Posts featuring David Goudreault

Meet the Publisher: Book*hug’s Hazel Millar and Jay MillAr on French Canadian Literature in Translation

"We realized that we were interested in risk."

Book*hug is an independent Canadian publisher based in Toronto. Since 2004, the press has been committed to bringing underrepresented voices into print and to pushing the boundaries of what literature can be. Book*hug’s first title was translated from the Danish and the press has gone on to publish numerous Scandinavian works in translation alongside French Canadian titles. Sarah Moses, Asymptote’s Editor-at-Large for Argentina, sat down with co-publishers Hazel Millar and Jay MillAr, to chat about their interest in works that take a risk, how translation fits in with what they’re doing as a press, and a few of the titles by French Canadian authors that they’re excited about.

Sarah Moses: How did Book*hug get started?

Jay MillAr: The first book that we ever published was a translation.

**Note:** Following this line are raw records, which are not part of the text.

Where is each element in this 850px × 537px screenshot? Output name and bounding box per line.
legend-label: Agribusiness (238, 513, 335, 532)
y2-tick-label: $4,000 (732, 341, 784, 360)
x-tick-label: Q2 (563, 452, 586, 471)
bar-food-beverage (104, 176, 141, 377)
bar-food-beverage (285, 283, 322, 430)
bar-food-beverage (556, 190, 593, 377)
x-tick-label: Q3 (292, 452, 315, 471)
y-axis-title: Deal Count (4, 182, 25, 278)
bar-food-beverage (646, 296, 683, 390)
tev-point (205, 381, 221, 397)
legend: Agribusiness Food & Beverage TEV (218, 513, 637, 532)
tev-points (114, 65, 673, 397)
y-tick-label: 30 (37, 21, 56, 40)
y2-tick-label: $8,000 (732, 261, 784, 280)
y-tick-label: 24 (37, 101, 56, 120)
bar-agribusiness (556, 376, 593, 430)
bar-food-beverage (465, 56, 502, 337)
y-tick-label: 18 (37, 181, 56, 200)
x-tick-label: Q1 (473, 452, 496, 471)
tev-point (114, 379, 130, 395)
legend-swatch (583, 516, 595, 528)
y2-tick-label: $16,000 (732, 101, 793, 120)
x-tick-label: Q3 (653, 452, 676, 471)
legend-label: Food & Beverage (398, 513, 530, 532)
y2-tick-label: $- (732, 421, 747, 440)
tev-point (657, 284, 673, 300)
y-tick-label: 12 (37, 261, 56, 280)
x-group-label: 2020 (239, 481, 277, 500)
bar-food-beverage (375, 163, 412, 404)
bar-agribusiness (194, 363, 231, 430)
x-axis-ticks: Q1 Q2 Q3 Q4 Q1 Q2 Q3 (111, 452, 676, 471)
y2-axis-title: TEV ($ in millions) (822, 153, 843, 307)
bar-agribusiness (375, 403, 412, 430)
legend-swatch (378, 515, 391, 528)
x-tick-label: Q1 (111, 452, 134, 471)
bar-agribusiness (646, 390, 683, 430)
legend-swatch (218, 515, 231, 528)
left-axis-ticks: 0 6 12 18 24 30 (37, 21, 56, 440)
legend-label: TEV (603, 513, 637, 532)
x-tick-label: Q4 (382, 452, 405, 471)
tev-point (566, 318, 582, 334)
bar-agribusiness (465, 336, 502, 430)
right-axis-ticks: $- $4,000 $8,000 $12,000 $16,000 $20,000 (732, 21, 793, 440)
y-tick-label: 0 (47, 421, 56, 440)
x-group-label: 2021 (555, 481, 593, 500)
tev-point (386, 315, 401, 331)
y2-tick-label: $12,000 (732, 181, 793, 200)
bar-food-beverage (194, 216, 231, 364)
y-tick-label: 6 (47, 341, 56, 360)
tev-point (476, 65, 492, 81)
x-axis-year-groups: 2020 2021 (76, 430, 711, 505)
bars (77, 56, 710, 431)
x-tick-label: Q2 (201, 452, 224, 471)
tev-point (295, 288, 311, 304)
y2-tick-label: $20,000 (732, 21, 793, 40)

The Toronto International Festival of Authors always has a country of focus and in 2004 it was Denmark. A focus of the festival that year was on Denmark and there were all these writers coming to Toronto that didn’t yet have books translated in English so the assistant to the director was calling publishers and asking them if they would consider applying for money from the Danish Arts Council and then producing a book in English by one of the authors coming to the festival. I was working at Coach House Books at the time but they didn’t want to do it so I asked if it would be okay if I did it with my imprint, BookThug, which was at that time more or less a chapbook press. They said sure, go ahead, so I applied for the money and received a grant to cover the translation of a book called Pencil of Rays and Spiked Mace, selected poems by Niels Lyngsø, which was translated by Gregory Pardlo, an American poet who had been living in Denmark for some time and was interested in translation.